Il y-a un an (le 4 juin 2008), j'ai mis un terme à ce problème d'alcoolisme en prenant conscience que s'agissant de ce produit, il n'y-a aucune autre solution que l'abstinence totale et définitive. En dehors, de symptômes de sevrage physiques qui durent environ une semaine (tremblements, transpiration excessive etc..), depuis, je n'ai plus jamais ressenti l'envie irresistible de boire une seule goutte d'alcool, car ma motivation était très forte. Aujourd'hui, je ne pense même plus à ce produit et ma motivation reste intacte, car, je veux toujours garder à l'esprit l'image de "l'épave" que j'étais devenu. Lorsque je serais définitivement sevré des benzo, je m'appliquerais d'aiileurs la même ligne de conduite et le même raisonnement. Ne jamais oublier, l'état psychologique, les modifications de ma vraie personnalité, tout ce que j'ai pu perdre à cause de cette drogue,  sentimentalement, professionnellement et materiellement!

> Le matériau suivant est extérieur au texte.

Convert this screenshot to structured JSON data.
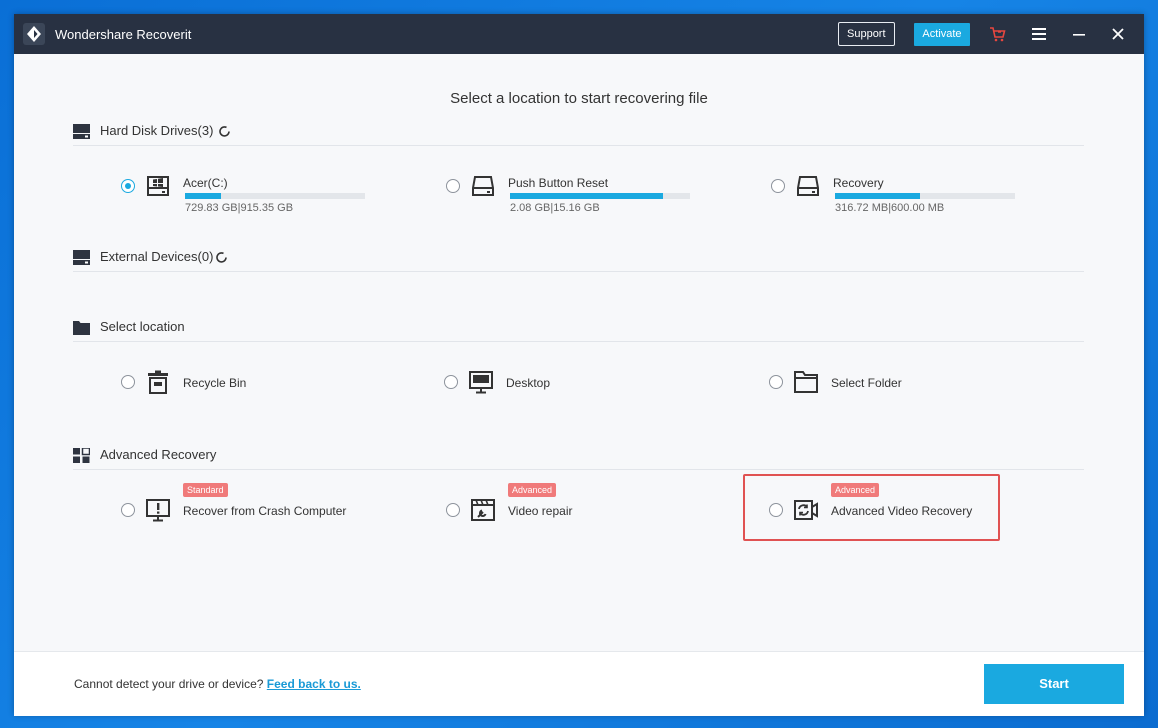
{
  "window": {
    "title": "Wondershare Recoverit",
    "support_label": "Support",
    "activate_label": "Activate"
  },
  "main": {
    "heading": "Select a location to start recovering file"
  },
  "sections": {
    "hard_disk": {
      "label": "Hard Disk Drives(3)",
      "drives": [
        {
          "name": "Acer(C:)",
          "size": "729.83 GB|915.35 GB",
          "used_fraction": 0.2,
          "selected": true
        },
        {
          "name": "Push Button Reset",
          "size": "2.08 GB|15.16 GB",
          "used_fraction": 0.85,
          "selected": false
        },
        {
          "name": "Recovery",
          "size": "316.72 MB|600.00 MB",
          "used_fraction": 0.47,
          "selected": false
        }
      ]
    },
    "external": {
      "label": "External Devices(0)"
    },
    "location": {
      "label": "Select location",
      "items": [
        {
          "name": "Recycle Bin"
        },
        {
          "name": "Desktop"
        },
        {
          "name": "Select Folder"
        }
      ]
    },
    "advanced": {
      "label": "Advanced Recovery",
      "items": [
        {
          "name": "Recover from Crash Computer",
          "tag": "Standard"
        },
        {
          "name": "Video repair",
          "tag": "Advanced"
        },
        {
          "name": "Advanced Video Recovery",
          "tag": "Advanced"
        }
      ]
    }
  },
  "footer": {
    "text": "Cannot detect your drive or device?",
    "link": "Feed back to us.",
    "start_label": "Start"
  },
  "colors": {
    "accent": "#1aa9e0",
    "titlebar": "#283142",
    "tag": "#f07a7a",
    "highlight": "#e05252",
    "cart": "#e8473f"
  }
}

Environ un mois aprés mon arrêt de l'alcool, j'ai décidé de me sevrer brutalement des benzo également. Alors là , par contre, rien à voir avec la facilité que j'ai eu à arrêter l'alcool!!!  j'ai vécu l'enfer de la dépression durant 3,5 mois.  Avec entre autre,  tous les symptômes que tu as décris dans un de tes mails précédent. A l'issue de cette période, j'ai demandé à mon psychiatre qu'il m'en represcrive car cet enfer n'avait que trop duré et de nouveau, trés rapidement, avec ce phénomène de tolérance, j'ai dû augmenter les doses pour continuer à ressentir les mêmes effets. Je lui ai demandé s'il existait un moyen de se sevrer progressivement et il m'a répondu évasivement,  que le sevrage progressif était seulement préconisé pour les personnes qui en font une consommation  importante afin d'éviter les risques graves de convulsions. Mais qu'était-ce pour lui une consommation importante? sachant que j'en prenais de nouveau énormément;  et les convulsions sont-elles l'unique risque grave lié à l'arrêt brutal?  La dépression inhérente à ce sevrage "sec",  avec les idées suicidaires qui l'accompagne, ne sont elles pas non plus un risque grave? 
 
Bref, en désespoir de cause, par l'influence des médecins ou psychiatres et surtout par manque d'informations, pour la seconde fois, j'ai décidé de me sevrer brutalement,  en revivant le même enfer que lors du sevrage de benzo précédent. Puis, j'ai décidé de faire des recherches sur internet ( dont je dispose et que j'ai découvert il n'y-a que quelques mois),  pour voir s'il n'existait pas d'autre alternative que le sevrage brutal et savoir si d'autres protocoles existaient. Et puis comme toi, j'ai découvert ce site avec son aide en ligne et me suis rendu compte que je n'étais pas le seul à vivre l'enfer de cette drogue légale. C'est la raison pour laquelle, j'ai ressenti le même soulagement que toi, à savoir, que je n'étais pas "l'unique cas au monde" à ressentir un enfer par rapport aux benzo et qu'enfin des personnes pouvait entendre ce que je vivais et sans mettre en doute ma parole.
 
Jusqu'à présent, (et ça fait très longtemps que je fais part aux professionnels de la santé de mes problèmes avec cette consommation addictive), soit on augmentait mes doses ou bien, on me sommait d'arrêter brutalement. En fait, en France, les mêmes médecins qui nous ont prescrit et sur-préscrit ces molécules voudraient que l'on s'en sevre brutalement en pretextant que c'est nous qui adoptons une conduite toxicomaniaque et refusent de reconnaitre le syndrôme de sevrage.